Here are two very different examples of public wikis we've created at Slite:
Startup Bibles is a wiki of successful business processes:
And the Slite Help Site answers customer service FAQs:
Public wikis can serve several purposes for your customers, including:
- Education - a wiki can be a learning platform that helps customers gain new skills
- Information - a wiki can be a useful repository of info about your product, company, or industry to help customers learn new facts
- Entertainment - a wiki can be a place to curate obscure, humorous, or thought-provoking material. It's a fun way to build your brand.
A public wiki helps prospects and current users get the most out of your product or service. It also empowers users to troubleshoot problems in their own time.
Example of a Private Wiki
Private internal wikis are used by businesses as internal knowledge bases, handling all company information. Often called a "single source of truth," an internal wiki can organize processes, workflows, HR procedures, projects, people, guidelines, and policies—it's a great resource to have.
Like this example? Download Slite's company handbook template-->
Example of a Personal Wiki
Personal wikis are less common, but you most probably use one—to some extent. It could be something as basic as the notes section on your phone, an organized (or perhaps not so organized) Google Drive set up, or a nifty app. We all need and use personal wiki pages to increase productivity, follow our interests, and make progress in our day-to-day lives.
How will a company wiki help my team reach its goals?
Since you're reading this guide, you're probably looking for a private team wiki solution and steps for creating your company knowledge base.
But wiki creation will be much faster and easier when all stakeholders and team members are excited about the idea of a wiki. Here are some benefits of company wikis that you can explain to your team.
A private wiki keeps everyone aligned
A well-designed wiki can keep everyone on the same page with current and past projects. It enables teams to get a more holistic view of their goals and track KPIs. Check out these free project plan templates to see how to start documenting projects in a wiki.
It aids onboarding
Many businesses use their wiki for onboarding purposes. It can be styled into a welcome pack, giving new employees all of the info they need on company policies, procedures, and people.

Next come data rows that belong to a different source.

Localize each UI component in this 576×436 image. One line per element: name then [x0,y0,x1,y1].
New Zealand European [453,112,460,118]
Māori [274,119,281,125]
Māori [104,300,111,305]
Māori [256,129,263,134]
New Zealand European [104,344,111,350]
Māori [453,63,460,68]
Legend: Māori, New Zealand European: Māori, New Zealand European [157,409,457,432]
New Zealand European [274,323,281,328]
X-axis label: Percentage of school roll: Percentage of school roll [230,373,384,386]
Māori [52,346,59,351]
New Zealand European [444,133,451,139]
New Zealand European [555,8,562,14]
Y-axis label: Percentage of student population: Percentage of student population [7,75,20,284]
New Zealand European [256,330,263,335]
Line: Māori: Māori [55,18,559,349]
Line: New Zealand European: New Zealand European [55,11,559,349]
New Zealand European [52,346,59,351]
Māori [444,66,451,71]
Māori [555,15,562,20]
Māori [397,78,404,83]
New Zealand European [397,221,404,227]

A private wiki stores information securely
If your team has individual wikis on the go that are not fit for purpose, you run the risk of leaking sensitive information. A private wiki not only stores all open-source info in one place, but it's functionality also stores it securely—only granting access to those that need it.
It covers all areas of your company
A private wiki doesn't stop at a team or HR. Give your employees the freedom to explore other departments within the company using the wiki and better understand how they can work together.
It is fully customizable
In a business, things change all the time, often rapidly. You need to communicate ideas in new and different ways - like a video!
Your private wiki isn't a static doc; it's continually growing as your company grows and is always a go-to resource for anything new.
It welcomes simultaneous contributions
Have you ever had problems with team members downloading, editing, and re-uploading documents to your team communication tool, and then having multiple versions of the same doc? It can get really messy, really fast. A custom-built wiki allows multiple people to work on a page simultaneously, with no crashes.
It tracks changes made
A private wiki has version control. If you go to a page and something is not there anymore, you can simply revert to an older version and find what you're looking for. In Slite, you can browse a document's history and restore older versions on the go.
Wikis are communication tools
Whether you choose to use a public or private wiki in your team, the main thing to remember is that wikis aid communication. Whether you're looking to onboard new hires, answer customer questions, or update your company strategy, your wiki should always have the goal of clear, open communication in mind. That way, you can truly connect with your colleagues to get your message across.